Saturday, 19 March 2016

Ray Tomlinson, Inventor Of Email, Passes Away @ 7

 

The inventor of modern email as we know it today, and the man who chose to use the @ symbol to connect usernames and addresses, has died of a suspected heart attack, aged 74.

A spokesperson for the Raytheon Company, Mike Doble, where Tomlinson still worked as a principal scientist said that Tomlinson was a… “true technology pioneer… the man who brought us email in the early days of networked computers.”

Internet hall of fame

Tomlinson was one of the early inductees to the Internet Hall of Fame, with his biography on the site stating that his invention of the modern style email program was:
“…a complete revolution, fundamentally changing the way people communicate, including the way businesses, from huge corporations to tiny mom-and-pop shops, operate and the way millions of people shop, bank, and keep in touch with friends and family, whether they are across town or across oceans. Today, tens of millions of email-enabled devices are in use every day. Email remains the most popular application, with over a billion and a half users spanning the globe and communicating across the traditional barriers of time and space.”
Tomlinson created and amended the protocols that allowed him to send the first email in 1971, on the ARPANET system. ARPANET was a computer network created for the US government that is widely considered as an essential forerunner to the internet.

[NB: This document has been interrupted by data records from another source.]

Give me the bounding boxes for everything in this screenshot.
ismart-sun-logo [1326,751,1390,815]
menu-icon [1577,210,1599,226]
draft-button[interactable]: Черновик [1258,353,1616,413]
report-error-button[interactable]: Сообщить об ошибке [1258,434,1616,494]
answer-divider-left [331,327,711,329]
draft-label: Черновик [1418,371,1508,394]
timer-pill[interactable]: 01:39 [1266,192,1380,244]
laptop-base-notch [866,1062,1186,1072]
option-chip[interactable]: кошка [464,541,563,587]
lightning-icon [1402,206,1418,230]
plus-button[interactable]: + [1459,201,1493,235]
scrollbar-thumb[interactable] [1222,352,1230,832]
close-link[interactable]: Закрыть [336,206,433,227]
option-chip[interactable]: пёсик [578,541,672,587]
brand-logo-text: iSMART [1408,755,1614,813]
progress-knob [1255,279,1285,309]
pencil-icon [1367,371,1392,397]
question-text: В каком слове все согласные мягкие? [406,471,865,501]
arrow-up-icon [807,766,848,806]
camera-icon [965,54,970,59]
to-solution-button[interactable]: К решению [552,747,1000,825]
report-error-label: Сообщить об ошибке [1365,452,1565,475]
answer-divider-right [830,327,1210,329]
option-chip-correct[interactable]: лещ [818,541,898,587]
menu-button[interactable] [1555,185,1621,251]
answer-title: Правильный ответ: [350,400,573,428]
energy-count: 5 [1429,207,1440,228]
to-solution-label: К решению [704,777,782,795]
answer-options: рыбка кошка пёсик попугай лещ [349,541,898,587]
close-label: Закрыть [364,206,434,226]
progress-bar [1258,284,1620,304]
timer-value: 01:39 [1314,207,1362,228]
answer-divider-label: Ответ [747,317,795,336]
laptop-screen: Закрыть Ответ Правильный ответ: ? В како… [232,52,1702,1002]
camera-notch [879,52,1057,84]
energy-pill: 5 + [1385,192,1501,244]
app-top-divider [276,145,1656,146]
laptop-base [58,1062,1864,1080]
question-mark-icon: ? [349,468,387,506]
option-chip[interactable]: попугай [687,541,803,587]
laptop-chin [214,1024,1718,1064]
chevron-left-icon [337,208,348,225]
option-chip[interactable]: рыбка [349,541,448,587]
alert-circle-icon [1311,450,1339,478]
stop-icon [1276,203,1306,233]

Tomlinson himself explained once how he came up with the @ for email addresses:

“I  chose to append an at sign and the host name to the user’s (login) name. I am frequently asked why I chose the at sign, but the at sign just makes sense. The purpose of the at sign (in English) was to indicate a unit price (for example, 10 items @ $1.95). I used the at sign to indicate that the user was ‘at’ some other host rather than being local.”

Recognition

Ray Tomlinson was the recipient of several awards for his work and held electrical engineering degrees from the Rensselaer Polytechnic Institute, and MIT. He is also ranked number 4 on the MIT list of the top 150 innovators to have studied at MIT.
He began work for Bolt Beranek and Newman, known as BBN, in 1967. When the company was later aqquired by Raytheon Co, Tomlinson stayed on.